Twenty employees at an Apple distributor in China have been arrested for selling customer data. Using the distributors own computer system the employees gathered a large trove of data including phone numbers, Apple IDs and other data. The data was sold for between 10 yuan and 180 yuan ($1.50 and $26.50) each. In total the data netted the criminals around 50 million yuan (US$7.36 million). That accounts for several million user records.
The theft was also not concentrated in one location. Arrests were made across four different provinces, Guangdong, Jiangsu, Zhejiang, and Fujian, all in the south-east of the country. Chinese police are also reporting that they dismantled the online network of the criminals. This might explain the arrests over such a large area.
Personal data regularly sold across China
It appears that this sale of personal data is commonplace according to the Hong Kong Free Press which broke the story. It says: “The sale of personal information is common in China, which implemented on June 1 a controversial new cybersecurity law aimed at protecting the country’s networks and private user information.”

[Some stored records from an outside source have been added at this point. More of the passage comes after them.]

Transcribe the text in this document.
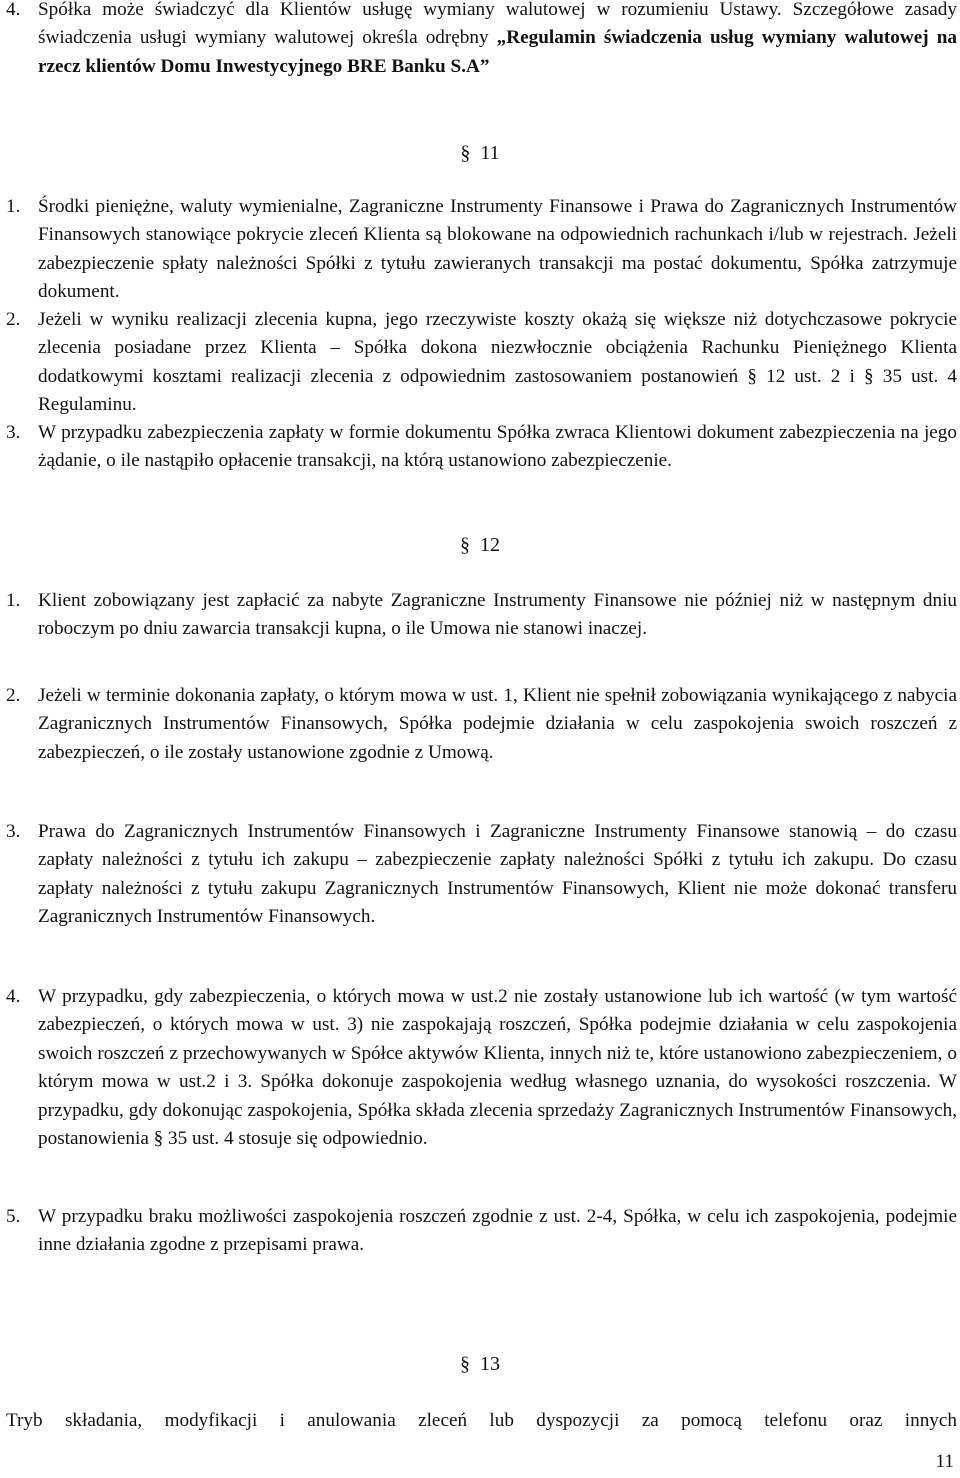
4. Spółka może świadczyć dla Klientów usługę wymiany walutowej w rozumieniu Ustawy. Szczegółowe zasady świadczenia usługi wymiany walutowej określa odrębny „Regulamin świadczenia usług wymiany walutowej na rzecz klientów Domu Inwestycyjnego BRE Banku S.A”
§ 11
1. Środki pieniężne, waluty wymienialne, Zagraniczne Instrumenty Finansowe i Prawa do Zagranicznych Instrumentów Finansowych stanowiące pokrycie zleceń Klienta są blokowane na odpowiednich rachunkach i/lub w rejestrach. Jeżeli zabezpieczenie spłaty należności Spółki z tytułu zawieranych transakcji ma postać dokumentu, Spółka zatrzymuje dokument.
2. Jeżeli w wyniku realizacji zlecenia kupna, jego rzeczywiste koszty okażą się większe niż dotychczasowe pokrycie zlecenia posiadane przez Klienta – Spółka dokona niezwłocznie obciążenia Rachunku Pieniężnego Klienta dodatkowymi kosztami realizacji zlecenia z odpowiednim zastosowaniem postanowień § 12 ust. 2 i § 35 ust. 4 Regulaminu.
3. W przypadku zabezpieczenia zapłaty w formie dokumentu Spółka zwraca Klientowi dokument zabezpieczenia na jego żądanie, o ile nastąpiło opłacenie transakcji, na którą ustanowiono zabezpieczenie.
§ 12
1. Klient zobowiązany jest zapłacić za nabyte Zagraniczne Instrumenty Finansowe nie później niż w następnym dniu roboczym po dniu zawarcia transakcji kupna, o ile Umowa nie stanowi inaczej.
2. Jeżeli w terminie dokonania zapłaty, o którym mowa w ust. 1, Klient nie spełnił zobowiązania wynikającego z nabycia Zagranicznych Instrumentów Finansowych, Spółka podejmie działania w celu zaspokojenia swoich roszczeń z zabezpieczeń, o ile zostały ustanowione zgodnie z Umową.
3. Prawa do Zagranicznych Instrumentów Finansowych i Zagraniczne Instrumenty Finansowe stanowią – do czasu zapłaty należności z tytułu ich zakupu – zabezpieczenie zapłaty należności Spółki z tytułu ich zakupu. Do czasu zapłaty należności z tytułu zakupu Zagranicznych Instrumentów Finansowych, Klient nie może dokonać transferu Zagranicznych Instrumentów Finansowych.
4. W przypadku, gdy zabezpieczenia, o których mowa w ust.2 nie zostały ustanowione lub ich wartość (w tym wartość zabezpieczeń, o których mowa w ust. 3) nie zaspokajają roszczeń, Spółka podejmie działania w celu zaspokojenia swoich roszczeń z przechowywanych w Spółce aktywów Klienta, innych niż te, które ustanowiono zabezpieczeniem, o którym mowa w ust.2 i 3. Spółka dokonuje zaspokojenia według własnego uznania, do wysokości roszczenia. W przypadku, gdy dokonując zaspokojenia, Spółka składa zlecenia sprzedaży Zagranicznych Instrumentów Finansowych, postanowienia § 35 ust. 4 stosuje się odpowiednio.
5. W przypadku braku możliwości zaspokojenia roszczeń zgodnie z ust. 2-4, Spółka, w celu ich zaspokojenia, podejmie inne działania zgodne z przepisami prawa.
§ 13
Tryb składania, modyfikacji i anulowania zleceń lub dyspozycji za pomocą telefonu oraz innych
11
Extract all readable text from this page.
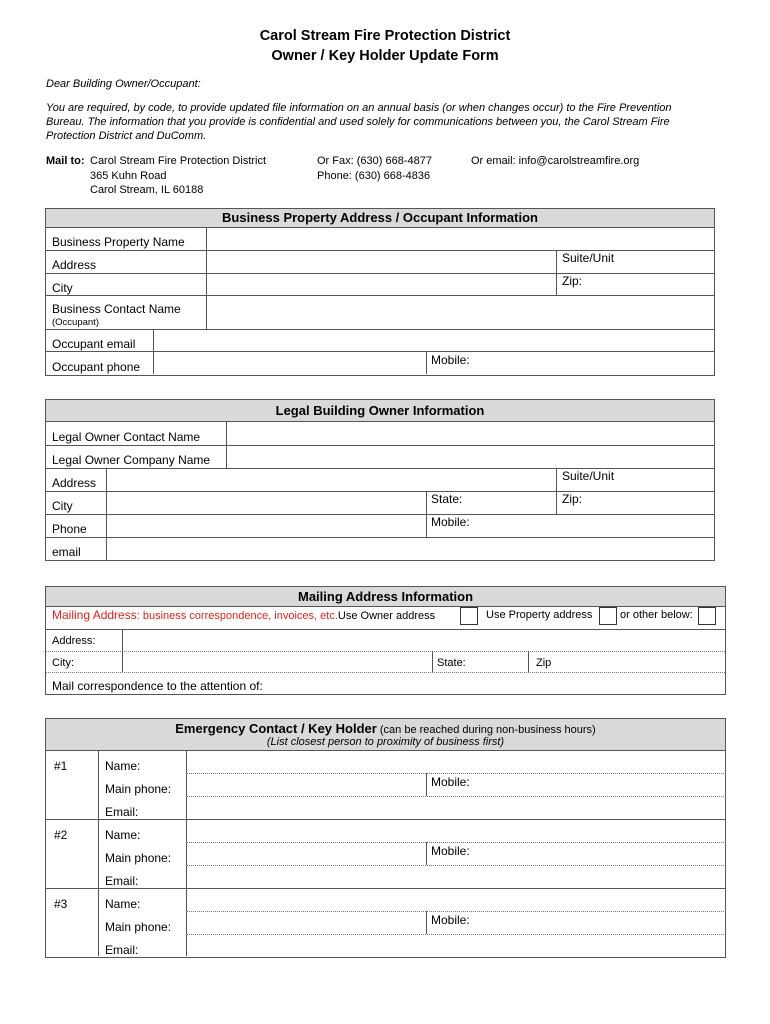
Carol Stream Fire Protection District
Owner / Key Holder Update Form
Dear Building Owner/Occupant:
You are required, by code, to provide updated file information on an annual basis (or when changes occur) to the Fire Prevention
Bureau. The information that you provide is confidential and used solely for communications between you, the Carol Stream Fire
Protection District and DuComm.
Mail to: Carol Stream Fire Protection District
365 Kuhn Road
Carol Stream, IL 60188
Or Fax: (630) 668-4877
Phone: (630) 668-4836
Or email: info@carolstreamfire.org
Business Property Address / Occupant Information
Business Property Name
Address	Suite/Unit
City	Zip:
Business Contact Name
(Occupant)
Occupant email
Occupant phone	Mobile:
Legal Building Owner Information
Legal Owner Contact Name
Legal Owner Company Name
Address	Suite/Unit
City	State:	Zip:
Phone	Mobile:
email
Mailing Address Information
Mailing Address: business correspondence, invoices, etc.Use Owner address	Use Property address	or other below:
Address:
City:	State:	Zip
Mail correspondence to the attention of:
Emergency Contact / Key Holder (can be reached during non-business hours)
(List closest person to proximity of business first)
#1	Name:
Main phone:	Mobile:
Email:
#2	Name:
Main phone:	Mobile:
Email:
#3	Name:
Main phone:	Mobile:
Email:
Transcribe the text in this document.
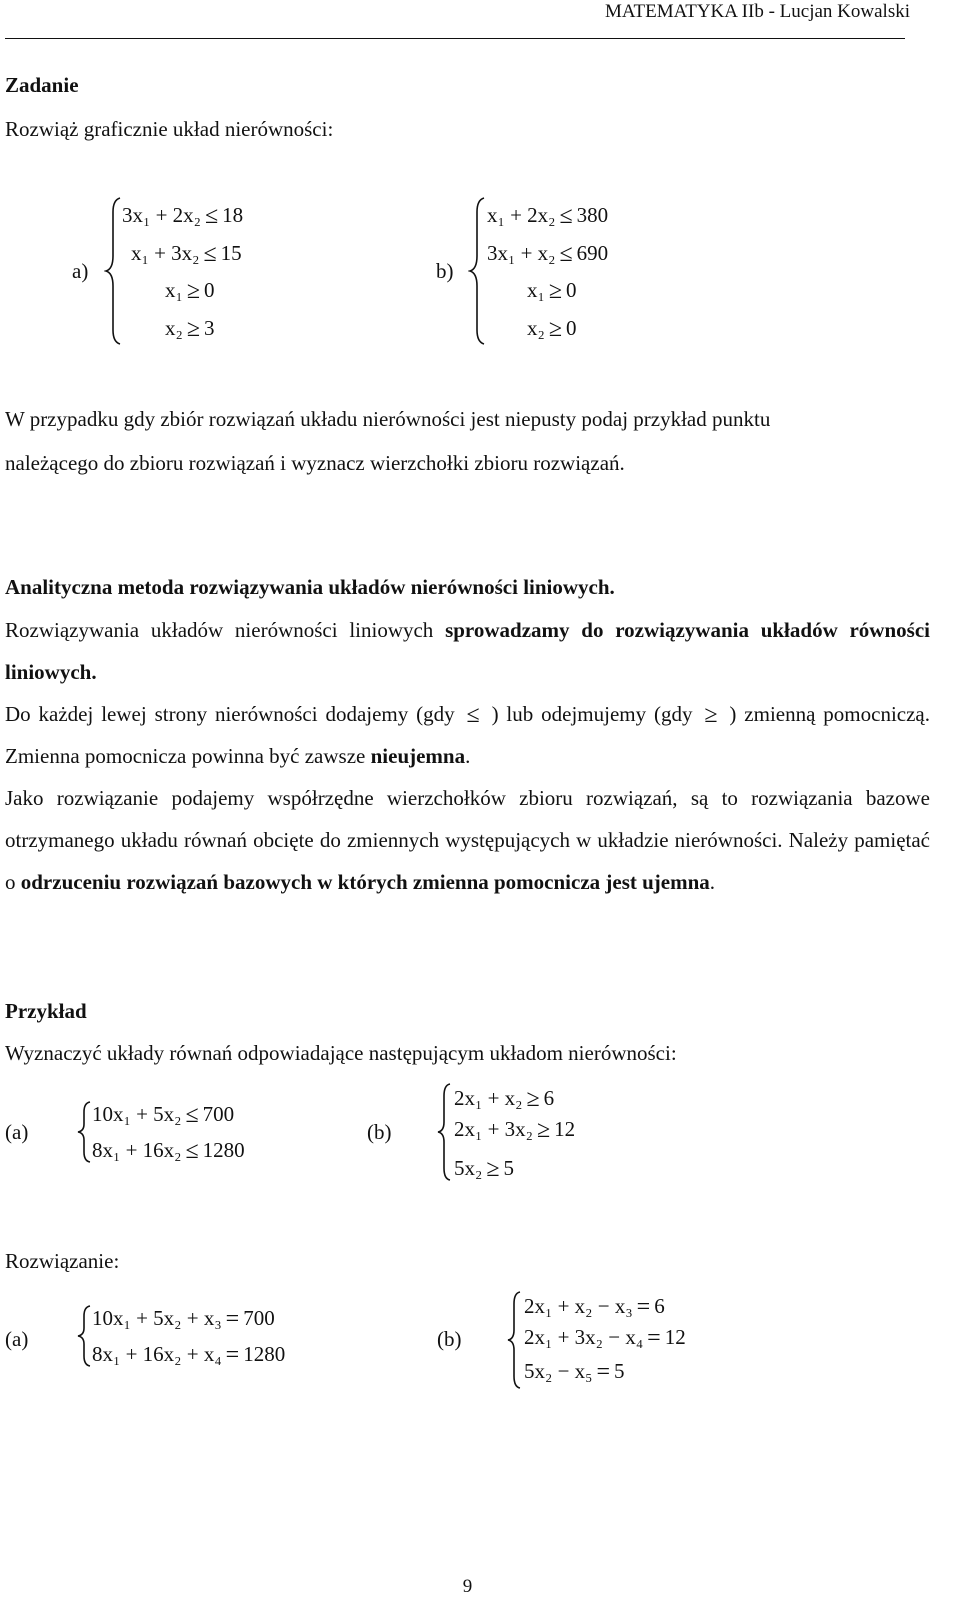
MATEMATYKA IIb - Lucjan Kowalski
Zadanie
Rozwiąż graficznie układ nierówności:
a)
3x₁ + 2x₂ ≤ 18
x₁ + 3x₂ ≤ 15
x₁ ≥ 0
x₂ ≥ 3
b)
x₁ + 2x₂ ≤ 380
3x₁ + x₂ ≤ 690
x₁ ≥ 0
x₂ ≥ 0
W przypadku gdy zbiór rozwiązań układu nierówności jest niepusty podaj przykład punktu
należącego do zbioru rozwiązań i wyznacz wierzchołki zbioru rozwiązań.
Analityczna metoda rozwiązywania układów nierówności liniowych.
Rozwiązywania układów nierówności liniowych sprowadzamy do rozwiązywania układów równości liniowych.
Do każdej lewej strony nierówności dodajemy (gdy ≤ ) lub odejmujemy (gdy ≥ ) zmienną pomocniczą. Zmienna pomocnicza powinna być zawsze nieujemna.
Jako rozwiązanie podajemy współrzędne wierzchołków zbioru rozwiązań, są to rozwiązania bazowe otrzymanego układu równań obcięte do zmiennych występujących w układzie nierówności. Należy pamiętać o odrzuceniu rozwiązań bazowych w których zmienna pomocnicza jest ujemna.
Przykład
Wyznaczyć układy równań odpowiadające następującym układom nierówności:
(a)
10x₁ + 5x₂ ≤ 700
8x₁ + 16x₂ ≤ 1280
(b)
2x₁ + x₂ ≥ 6
2x₁ + 3x₂ ≥ 12
5x₂ ≥ 5
Rozwiązanie:
(a)
10x₁ + 5x₂ + x₃ = 700
8x₁ + 16x₂ + x₄ = 1280
(b)
2x₁ + x₂ − x₃ = 6
2x₁ + 3x₂ − x₄ = 12
5x₂ − x₅ = 5
9
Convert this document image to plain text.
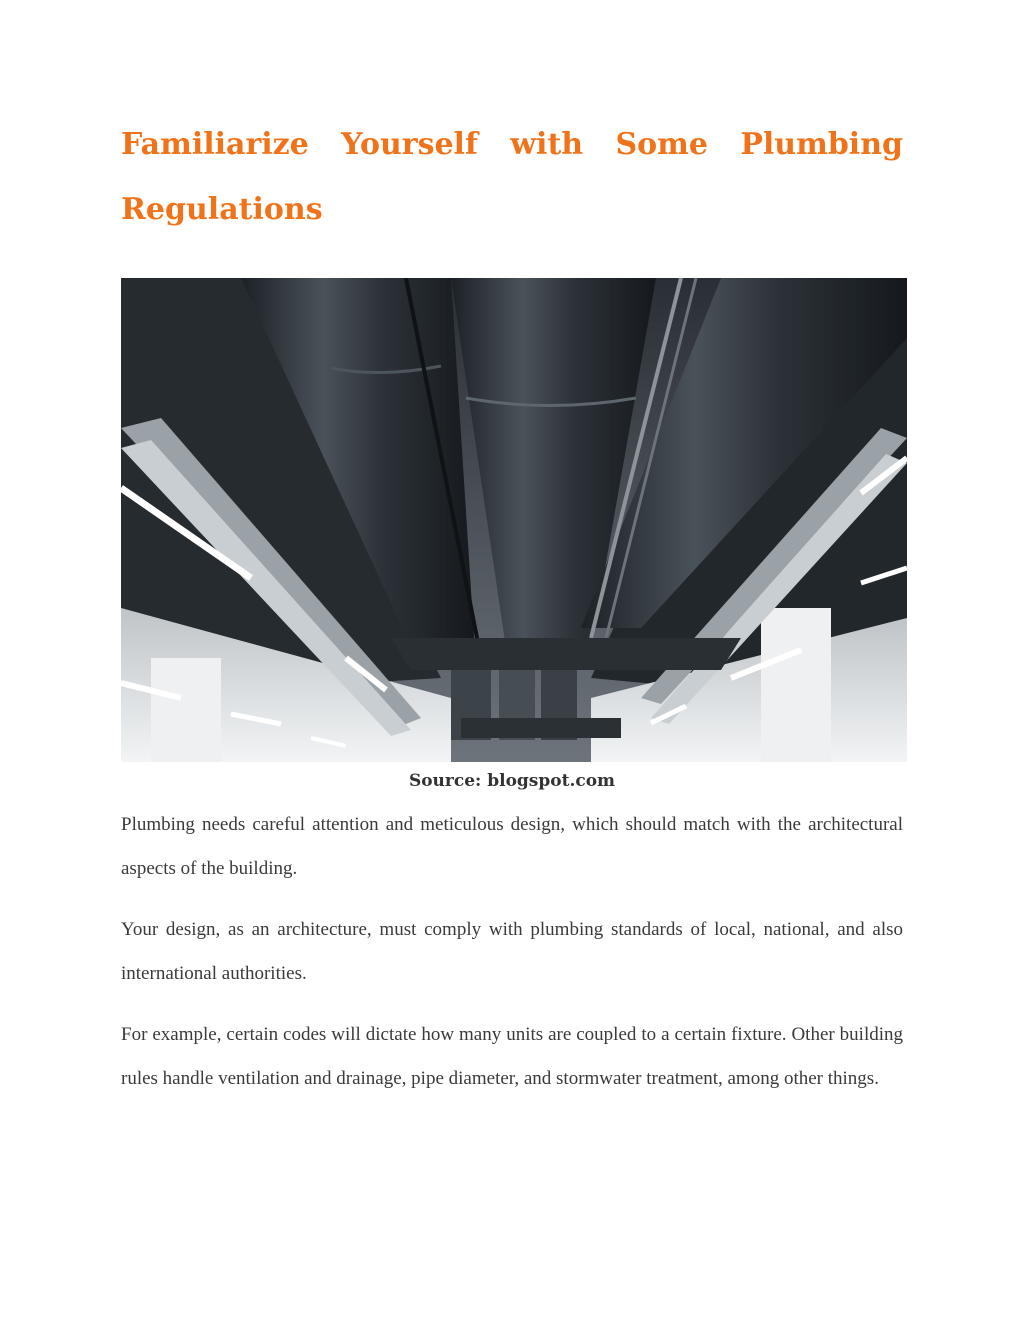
Familiarize Yourself with Some Plumbing Regulations
Source: blogspot.com

Plumbing needs careful attention and meticulous design, which should match with the architectural aspects of the building.

Your design, as an architecture, must comply with plumbing standards of local, national, and also international authorities.

For example, certain codes will dictate how many units are coupled to a certain fixture. Other building rules handle ventilation and drainage, pipe diameter, and stormwater treatment, among other things.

The HKFP also cites other publications and instances of the selling of data. In one example, that included the selling of data from police and government databases.
What does this mean?
This is a classic insider theft case. There is no evidence that the employees hacked the system. Instead they appear to have used their permitted access to steal and sell customer data. Identifying such employees requires better security systems and more granular controls over data access.
At the moment it appears that the data sold was only that of customers in China. However, the amount of data taken will cause major embarrassment at Apple. It has previously faced claims its services were breached only for it to turn out that the data was stolen from third-party networks. The problem for any vendor is proving that the data did not come from their systems but from those of a third-party.
This should raise significant concerns for CIOs and CISOs. Enterprises are pushing ahead with digital transformation projects which will create closer integration between them and their supply chain. If the security controls are not good enough, it will make it easier for hackers to target smaller suppliers and gain a foothold in enterprise systems. To counter this, IT security teams need to ensure that access rules are not just appropriate but monitored closely.